With the impending release of the first EP in the series, fittingly entitled Arc, Agoraphobic Nosebleed have already stepped out of their perceived comfort zone. While the band has always had moments that occasionally hinted at their potential crusty underbelly, the full-on sludge-filled onslaught of Arc is a pleasant surprise. What makes it so pleasant is just how damn good it is. Picture a cheetah being chained to a hundred anvils and then watching it try to drag those things across the plains, screaming and crying out with every pained step and you’d get a close approximation of how a decelerating Agoraphobic Nosebleed sounds. Their sound has become beautifully tortured and made to slough through a thousand swamps of despair only to come out on the other side perhaps stronger, but certainly nastier.

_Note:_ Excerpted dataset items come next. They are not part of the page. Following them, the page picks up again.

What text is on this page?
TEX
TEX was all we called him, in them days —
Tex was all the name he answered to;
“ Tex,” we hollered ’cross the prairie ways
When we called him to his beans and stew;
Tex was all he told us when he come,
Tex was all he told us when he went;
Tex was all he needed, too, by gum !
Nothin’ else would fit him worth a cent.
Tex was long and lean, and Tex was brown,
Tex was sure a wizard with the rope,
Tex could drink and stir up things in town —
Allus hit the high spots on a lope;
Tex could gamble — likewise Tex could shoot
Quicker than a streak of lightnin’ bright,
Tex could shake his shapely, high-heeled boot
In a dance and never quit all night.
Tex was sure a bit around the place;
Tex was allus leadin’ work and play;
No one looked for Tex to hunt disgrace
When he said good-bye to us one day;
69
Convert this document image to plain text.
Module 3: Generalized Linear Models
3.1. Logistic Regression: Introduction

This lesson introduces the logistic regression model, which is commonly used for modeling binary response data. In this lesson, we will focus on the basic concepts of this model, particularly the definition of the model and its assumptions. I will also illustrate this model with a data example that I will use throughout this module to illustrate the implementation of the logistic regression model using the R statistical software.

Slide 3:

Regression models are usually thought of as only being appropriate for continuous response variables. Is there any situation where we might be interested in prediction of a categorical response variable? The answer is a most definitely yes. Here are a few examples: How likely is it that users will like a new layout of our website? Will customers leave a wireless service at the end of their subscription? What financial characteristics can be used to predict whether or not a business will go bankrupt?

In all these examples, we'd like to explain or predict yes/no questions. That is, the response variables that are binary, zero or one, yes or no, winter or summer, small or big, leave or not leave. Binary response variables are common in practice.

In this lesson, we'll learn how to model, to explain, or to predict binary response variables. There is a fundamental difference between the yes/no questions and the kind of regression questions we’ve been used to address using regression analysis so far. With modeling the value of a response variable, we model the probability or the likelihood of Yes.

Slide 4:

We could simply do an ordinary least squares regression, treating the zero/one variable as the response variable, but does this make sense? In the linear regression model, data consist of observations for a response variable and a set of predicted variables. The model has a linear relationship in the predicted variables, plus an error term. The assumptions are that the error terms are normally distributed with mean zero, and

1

It’s only three songs deep, but honestly future releases that crawl up from the metal underground are going to be hard-pressed to keep up with the angst-fueled, monstrous, riff-fest found here. If this first EP is any indication of what the upcoming year holds for this band we are all in for one vicious and ill-tempered treat after another. It’s going to be fascinating to see what unexpected twists and turns await this band and their following on the next three EPs. Regardless, with this one they’ve managed to give us something wholly memorable if nothing else.
Arc is due out January 22 via Relapse Records. In the interim you can experience the opening track “Not A Daughter” at the Relapse Bandcamp page.